Not using the manifest file to record more information is to avoid updating this file during appending logs, thereby reducing I/O overhead.
Append Logs
Do not update the manifest file.
Read Logs
Use the manifest file to skip logs that have already been deleted.
Delete Logs
Update the values in the map, create a new manifest file, and overwrite the old file.
Record the maximum sequence number of all tables in each segment file in memory. When all the tables mark the deleted sequence number as greater than the maximum sequence number in the segment, delete this segment.
When an old segment is deleted, if a table’s log exists only in this old segment, then remove this table from the manifest’s map.
Potential Risks
- If the number of tables is very large, the overhead of overwriting this manifest file each time could be significant.
Additional Context
No response
The key in the map is
<regionId>:<tableId>
,
I think we can encode regionId in wal directory path, so the key could only contains tableId
.
Use the manifest file to skip logs that have already been deleted.

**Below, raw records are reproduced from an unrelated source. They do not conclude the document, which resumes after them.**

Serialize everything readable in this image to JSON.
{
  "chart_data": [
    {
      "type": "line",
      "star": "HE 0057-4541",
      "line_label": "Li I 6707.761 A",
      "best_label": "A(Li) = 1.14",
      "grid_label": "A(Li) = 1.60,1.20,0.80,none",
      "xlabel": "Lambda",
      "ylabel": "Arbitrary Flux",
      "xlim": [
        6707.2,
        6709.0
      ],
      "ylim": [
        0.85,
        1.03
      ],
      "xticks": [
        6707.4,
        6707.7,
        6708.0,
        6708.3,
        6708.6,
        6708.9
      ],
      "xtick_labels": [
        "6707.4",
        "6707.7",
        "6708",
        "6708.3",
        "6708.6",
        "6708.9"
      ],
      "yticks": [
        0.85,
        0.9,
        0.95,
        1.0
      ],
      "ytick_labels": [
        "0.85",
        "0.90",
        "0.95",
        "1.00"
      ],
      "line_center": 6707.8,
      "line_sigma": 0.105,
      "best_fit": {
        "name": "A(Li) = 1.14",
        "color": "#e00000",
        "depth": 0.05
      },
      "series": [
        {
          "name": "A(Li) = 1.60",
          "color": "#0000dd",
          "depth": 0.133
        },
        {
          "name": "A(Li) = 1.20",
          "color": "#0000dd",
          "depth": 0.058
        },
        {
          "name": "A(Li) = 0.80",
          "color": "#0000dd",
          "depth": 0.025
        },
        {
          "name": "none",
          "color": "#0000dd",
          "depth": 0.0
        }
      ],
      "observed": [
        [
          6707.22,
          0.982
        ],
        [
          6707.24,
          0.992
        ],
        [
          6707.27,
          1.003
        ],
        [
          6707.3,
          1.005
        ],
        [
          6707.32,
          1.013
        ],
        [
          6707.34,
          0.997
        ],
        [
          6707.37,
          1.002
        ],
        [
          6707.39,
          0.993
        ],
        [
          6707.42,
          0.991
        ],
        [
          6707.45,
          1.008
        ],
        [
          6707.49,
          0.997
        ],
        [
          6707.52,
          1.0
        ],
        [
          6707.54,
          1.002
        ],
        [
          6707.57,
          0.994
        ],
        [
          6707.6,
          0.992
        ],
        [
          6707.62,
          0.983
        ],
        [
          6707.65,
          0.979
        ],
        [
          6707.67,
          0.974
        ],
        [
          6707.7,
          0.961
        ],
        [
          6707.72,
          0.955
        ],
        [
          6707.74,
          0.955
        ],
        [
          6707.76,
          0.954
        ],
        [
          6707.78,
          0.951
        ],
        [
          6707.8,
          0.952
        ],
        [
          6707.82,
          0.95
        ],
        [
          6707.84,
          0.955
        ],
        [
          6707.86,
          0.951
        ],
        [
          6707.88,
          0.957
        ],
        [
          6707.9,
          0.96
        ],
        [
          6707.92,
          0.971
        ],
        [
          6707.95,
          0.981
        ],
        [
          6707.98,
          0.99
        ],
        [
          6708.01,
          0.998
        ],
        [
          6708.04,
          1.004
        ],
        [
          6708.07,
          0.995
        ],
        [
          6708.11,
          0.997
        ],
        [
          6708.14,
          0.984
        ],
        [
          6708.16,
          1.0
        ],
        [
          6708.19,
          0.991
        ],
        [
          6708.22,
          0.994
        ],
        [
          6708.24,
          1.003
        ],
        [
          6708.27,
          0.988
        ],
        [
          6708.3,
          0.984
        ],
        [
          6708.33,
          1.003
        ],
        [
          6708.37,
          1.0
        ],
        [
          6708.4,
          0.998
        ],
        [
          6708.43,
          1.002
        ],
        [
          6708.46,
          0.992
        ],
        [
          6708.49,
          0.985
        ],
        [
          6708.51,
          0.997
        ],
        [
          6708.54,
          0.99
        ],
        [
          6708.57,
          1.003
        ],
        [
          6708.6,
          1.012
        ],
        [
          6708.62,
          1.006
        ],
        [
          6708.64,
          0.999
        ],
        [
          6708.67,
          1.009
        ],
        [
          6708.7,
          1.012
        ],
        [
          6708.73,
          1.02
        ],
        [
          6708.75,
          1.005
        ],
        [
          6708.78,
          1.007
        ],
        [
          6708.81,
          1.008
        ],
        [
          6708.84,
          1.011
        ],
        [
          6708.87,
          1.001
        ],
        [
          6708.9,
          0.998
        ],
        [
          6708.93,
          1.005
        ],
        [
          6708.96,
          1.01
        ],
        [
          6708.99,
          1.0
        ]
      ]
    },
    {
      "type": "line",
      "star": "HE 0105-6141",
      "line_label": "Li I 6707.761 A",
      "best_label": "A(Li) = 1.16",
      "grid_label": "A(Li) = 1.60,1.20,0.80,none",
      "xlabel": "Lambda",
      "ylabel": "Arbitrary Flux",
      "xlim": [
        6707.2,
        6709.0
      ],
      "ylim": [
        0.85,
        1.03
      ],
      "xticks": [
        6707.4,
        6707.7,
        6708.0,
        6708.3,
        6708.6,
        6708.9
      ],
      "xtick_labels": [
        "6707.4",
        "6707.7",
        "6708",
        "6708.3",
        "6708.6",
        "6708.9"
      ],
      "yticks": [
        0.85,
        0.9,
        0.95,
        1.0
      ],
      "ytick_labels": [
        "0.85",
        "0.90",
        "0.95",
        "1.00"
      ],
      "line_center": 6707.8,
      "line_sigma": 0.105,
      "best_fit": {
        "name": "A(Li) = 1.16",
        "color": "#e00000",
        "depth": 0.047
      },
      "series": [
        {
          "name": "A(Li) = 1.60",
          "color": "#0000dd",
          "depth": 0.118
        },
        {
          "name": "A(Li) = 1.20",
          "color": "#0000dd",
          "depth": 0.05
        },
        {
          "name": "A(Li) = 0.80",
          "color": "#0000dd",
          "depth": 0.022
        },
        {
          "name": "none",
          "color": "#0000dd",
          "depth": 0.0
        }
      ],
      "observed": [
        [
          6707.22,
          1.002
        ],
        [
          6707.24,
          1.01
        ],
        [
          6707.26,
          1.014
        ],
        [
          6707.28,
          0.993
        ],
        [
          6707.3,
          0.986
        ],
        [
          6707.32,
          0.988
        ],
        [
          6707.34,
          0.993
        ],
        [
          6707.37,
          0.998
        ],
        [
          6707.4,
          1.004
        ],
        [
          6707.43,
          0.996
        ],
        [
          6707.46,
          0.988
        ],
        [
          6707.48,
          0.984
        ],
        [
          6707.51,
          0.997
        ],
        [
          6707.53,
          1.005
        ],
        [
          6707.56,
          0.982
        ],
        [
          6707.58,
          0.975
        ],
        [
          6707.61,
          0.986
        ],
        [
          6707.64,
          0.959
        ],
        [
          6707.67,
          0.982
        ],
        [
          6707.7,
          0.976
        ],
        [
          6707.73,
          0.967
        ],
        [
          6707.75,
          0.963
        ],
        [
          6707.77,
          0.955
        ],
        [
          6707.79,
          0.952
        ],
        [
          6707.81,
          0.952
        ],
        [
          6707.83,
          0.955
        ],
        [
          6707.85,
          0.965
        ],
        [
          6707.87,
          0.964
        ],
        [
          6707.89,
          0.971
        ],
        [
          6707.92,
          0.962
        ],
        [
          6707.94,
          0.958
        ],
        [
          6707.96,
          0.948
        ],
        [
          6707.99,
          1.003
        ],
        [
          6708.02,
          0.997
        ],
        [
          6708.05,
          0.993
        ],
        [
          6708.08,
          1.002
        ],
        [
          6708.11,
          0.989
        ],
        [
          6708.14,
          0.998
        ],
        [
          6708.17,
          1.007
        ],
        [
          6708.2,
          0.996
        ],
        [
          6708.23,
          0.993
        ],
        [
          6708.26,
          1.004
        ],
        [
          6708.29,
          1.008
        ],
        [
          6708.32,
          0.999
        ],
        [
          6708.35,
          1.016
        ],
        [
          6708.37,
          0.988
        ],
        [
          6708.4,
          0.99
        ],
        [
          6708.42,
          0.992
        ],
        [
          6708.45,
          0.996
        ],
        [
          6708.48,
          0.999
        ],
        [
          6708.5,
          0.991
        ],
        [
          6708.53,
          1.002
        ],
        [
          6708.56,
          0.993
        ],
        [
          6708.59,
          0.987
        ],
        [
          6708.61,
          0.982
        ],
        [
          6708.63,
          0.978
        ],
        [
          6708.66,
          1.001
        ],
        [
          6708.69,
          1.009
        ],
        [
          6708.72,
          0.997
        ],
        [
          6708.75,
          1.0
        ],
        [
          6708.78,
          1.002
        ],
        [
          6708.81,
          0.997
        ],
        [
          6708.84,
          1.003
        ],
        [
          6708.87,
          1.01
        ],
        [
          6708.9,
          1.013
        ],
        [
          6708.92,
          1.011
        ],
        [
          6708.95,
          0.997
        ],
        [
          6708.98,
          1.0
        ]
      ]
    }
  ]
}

How will you skip WAL files? Which strategy will you use?
Update the values in the map, create a new manifest file, and overwrite the old file.
This is the normal case, what if there are some partials error, such as overwrite failed, you need to document more details, pseudo code or sequence diagram may help.

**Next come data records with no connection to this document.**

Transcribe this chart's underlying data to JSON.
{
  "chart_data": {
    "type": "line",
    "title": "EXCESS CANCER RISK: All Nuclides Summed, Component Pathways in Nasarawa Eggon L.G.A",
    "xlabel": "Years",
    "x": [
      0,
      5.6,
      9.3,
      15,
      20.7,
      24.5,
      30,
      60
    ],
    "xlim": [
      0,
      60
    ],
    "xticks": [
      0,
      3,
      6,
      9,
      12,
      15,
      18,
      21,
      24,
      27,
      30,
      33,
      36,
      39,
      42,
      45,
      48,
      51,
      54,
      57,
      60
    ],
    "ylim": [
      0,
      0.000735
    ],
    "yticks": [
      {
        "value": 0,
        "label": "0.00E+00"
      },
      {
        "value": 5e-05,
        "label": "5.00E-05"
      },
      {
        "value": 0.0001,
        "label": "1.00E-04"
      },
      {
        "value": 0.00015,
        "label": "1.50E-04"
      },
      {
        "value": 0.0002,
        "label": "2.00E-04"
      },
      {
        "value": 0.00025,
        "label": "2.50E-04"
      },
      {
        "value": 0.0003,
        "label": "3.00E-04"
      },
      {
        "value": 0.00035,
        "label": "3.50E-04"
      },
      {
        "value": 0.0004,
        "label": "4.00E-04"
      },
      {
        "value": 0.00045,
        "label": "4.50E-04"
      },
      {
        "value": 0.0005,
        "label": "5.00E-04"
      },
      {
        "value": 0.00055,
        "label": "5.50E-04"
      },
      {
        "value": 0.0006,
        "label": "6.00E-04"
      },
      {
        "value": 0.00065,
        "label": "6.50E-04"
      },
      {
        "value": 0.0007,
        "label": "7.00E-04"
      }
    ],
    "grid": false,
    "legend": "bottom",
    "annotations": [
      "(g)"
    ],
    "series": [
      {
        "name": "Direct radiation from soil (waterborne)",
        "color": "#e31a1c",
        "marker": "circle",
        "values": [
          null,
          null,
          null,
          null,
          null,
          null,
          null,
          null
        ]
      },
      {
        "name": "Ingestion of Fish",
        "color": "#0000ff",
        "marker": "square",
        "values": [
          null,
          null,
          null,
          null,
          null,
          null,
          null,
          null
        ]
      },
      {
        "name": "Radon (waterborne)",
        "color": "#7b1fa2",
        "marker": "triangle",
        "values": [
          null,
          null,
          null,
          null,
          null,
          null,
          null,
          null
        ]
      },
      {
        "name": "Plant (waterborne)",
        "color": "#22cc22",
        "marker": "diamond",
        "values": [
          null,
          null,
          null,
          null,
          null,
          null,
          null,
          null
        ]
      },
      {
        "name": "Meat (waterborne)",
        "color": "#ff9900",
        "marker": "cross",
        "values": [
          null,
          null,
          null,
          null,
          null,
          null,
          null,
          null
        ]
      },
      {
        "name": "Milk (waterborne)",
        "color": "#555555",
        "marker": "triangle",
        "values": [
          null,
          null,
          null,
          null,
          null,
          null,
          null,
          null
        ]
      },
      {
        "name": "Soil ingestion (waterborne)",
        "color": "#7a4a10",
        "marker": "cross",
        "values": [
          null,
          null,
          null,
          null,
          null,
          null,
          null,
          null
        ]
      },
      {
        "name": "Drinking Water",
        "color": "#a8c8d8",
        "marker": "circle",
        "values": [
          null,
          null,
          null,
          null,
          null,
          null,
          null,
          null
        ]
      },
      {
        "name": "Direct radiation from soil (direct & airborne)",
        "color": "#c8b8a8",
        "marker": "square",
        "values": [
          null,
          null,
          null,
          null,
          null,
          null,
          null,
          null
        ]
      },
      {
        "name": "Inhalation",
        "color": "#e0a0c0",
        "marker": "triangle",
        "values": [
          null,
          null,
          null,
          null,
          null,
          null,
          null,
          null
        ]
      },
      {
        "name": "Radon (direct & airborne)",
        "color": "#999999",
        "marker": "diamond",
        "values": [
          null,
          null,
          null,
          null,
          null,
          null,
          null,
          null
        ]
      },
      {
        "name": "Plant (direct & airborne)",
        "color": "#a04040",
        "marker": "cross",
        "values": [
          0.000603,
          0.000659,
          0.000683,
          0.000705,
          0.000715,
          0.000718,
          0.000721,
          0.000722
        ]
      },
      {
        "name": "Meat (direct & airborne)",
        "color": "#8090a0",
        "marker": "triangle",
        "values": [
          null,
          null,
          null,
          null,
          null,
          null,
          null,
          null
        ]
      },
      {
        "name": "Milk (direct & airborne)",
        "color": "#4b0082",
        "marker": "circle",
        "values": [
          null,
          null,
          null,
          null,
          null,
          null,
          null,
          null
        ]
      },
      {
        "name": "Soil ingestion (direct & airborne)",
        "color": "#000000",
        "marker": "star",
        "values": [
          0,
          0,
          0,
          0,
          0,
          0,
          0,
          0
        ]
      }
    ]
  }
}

Record the maximum sequence number of all tables in each segment file in memory
How will you recovery this info when server start up? do we need to iterate the whole WAL files?
The key in the map is
<regionId>:<tableId>
,I think we can encode regionId in wal directory path, so the key could only contains
tableId
.
Indeed.
Use the manifest file to skip logs that have already been deleted.

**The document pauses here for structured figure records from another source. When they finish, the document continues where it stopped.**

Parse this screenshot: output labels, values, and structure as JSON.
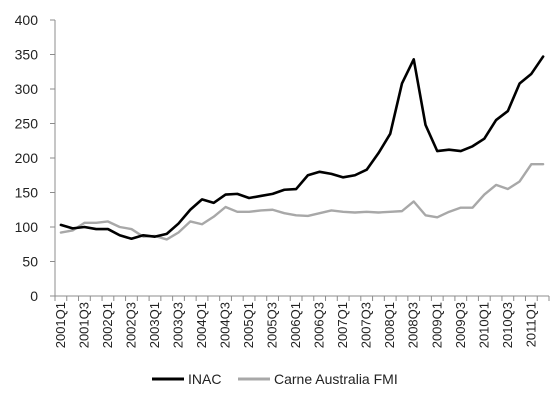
{
  "chart_data": {
    "type": "line",
    "title": "",
    "xlabel": "",
    "ylabel": "",
    "ylim": [
      0,
      400
    ],
    "yticks": [
      0,
      50,
      100,
      150,
      200,
      250,
      300,
      350,
      400
    ],
    "grid": false,
    "legend_position": "bottom",
    "categories": [
      "2001Q1",
      "2001Q2",
      "2001Q3",
      "2001Q4",
      "2002Q1",
      "2002Q2",
      "2002Q3",
      "2002Q4",
      "2003Q1",
      "2003Q2",
      "2003Q3",
      "2003Q4",
      "2004Q1",
      "2004Q2",
      "2004Q3",
      "2004Q4",
      "2005Q1",
      "2005Q2",
      "2005Q3",
      "2005Q4",
      "2006Q1",
      "2006Q2",
      "2006Q3",
      "2006Q4",
      "2007Q1",
      "2007Q2",
      "2007Q3",
      "2007Q4",
      "2008Q1",
      "2008Q2",
      "2008Q3",
      "2008Q4",
      "2009Q1",
      "2009Q2",
      "2009Q3",
      "2009Q4",
      "2010Q1",
      "2010Q2",
      "2010Q3",
      "2010Q4",
      "2011Q1",
      "2011Q2"
    ],
    "tick_labels": [
      "2001Q1",
      "2001Q3",
      "2002Q1",
      "2002Q3",
      "2003Q1",
      "2003Q3",
      "2004Q1",
      "2004Q3",
      "2005Q1",
      "2005Q3",
      "2006Q1",
      "2006Q3",
      "2007Q1",
      "2007Q3",
      "2008Q1",
      "2008Q3",
      "2009Q1",
      "2009Q3",
      "2010Q1",
      "2010Q3",
      "2011Q1"
    ],
    "series": [
      {
        "name": "INAC",
        "color": "#000000",
        "values": [
          103,
          98,
          100,
          97,
          97,
          88,
          83,
          88,
          86,
          90,
          105,
          125,
          140,
          135,
          147,
          148,
          142,
          145,
          148,
          154,
          155,
          175,
          180,
          177,
          172,
          175,
          183,
          207,
          235,
          308,
          343,
          248,
          210,
          212,
          210,
          217,
          228,
          255,
          268,
          308,
          322,
          347
        ]
      },
      {
        "name": "Carne Australia FMI",
        "color": "#a8a8a8",
        "values": [
          92,
          95,
          106,
          106,
          108,
          100,
          97,
          86,
          87,
          82,
          92,
          108,
          104,
          115,
          129,
          122,
          122,
          124,
          125,
          120,
          117,
          116,
          120,
          124,
          122,
          121,
          122,
          121,
          122,
          123,
          137,
          117,
          114,
          122,
          128,
          128,
          147,
          161,
          155,
          166,
          191,
          191
        ]
      }
    ]
  }
}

How will you skip WAL files? Which strategy will you use?
This manifest exists both in the file system and in memory. In memory, it is represented as a map. Since we record the min and max sequence numbers of each table in segments in memory, we can skip the segments that are not needed. While iterating through the necessary segments, we might encounter logs that have already been deleted. In such cases, we can skip them based on the information in the map.
Update the values in the map, create a new manifest file, and overwrite the old file.
This is the normal case, what if there are some partials error, such as overwrite failed, you need to document more details, pseudo code or sequence diagram may help.
The general steps for overwriting are to acquire the write lock for the manifest, create a new temporary file, write to this temporary file, use fsync
to ensure the content has been written to the disk, and then use rename to replace the original file.
If an error occurs in the steps above, I don’t think it can be handled, and we would have to panic.
Record the maximum sequence number of all tables in each segment file in memory
How will you recovery this info when server start up? do we need to iterate the whole WAL files?
Yes. I think this is a trade-off to avoid writing manifest file during the WAL write operation.
After some discussion, the manifest isn't a must, and introduce more burden.
The idea is that if we can delete unused segments in time, then when server restarts, we can reconstruct table seq from segment one after one.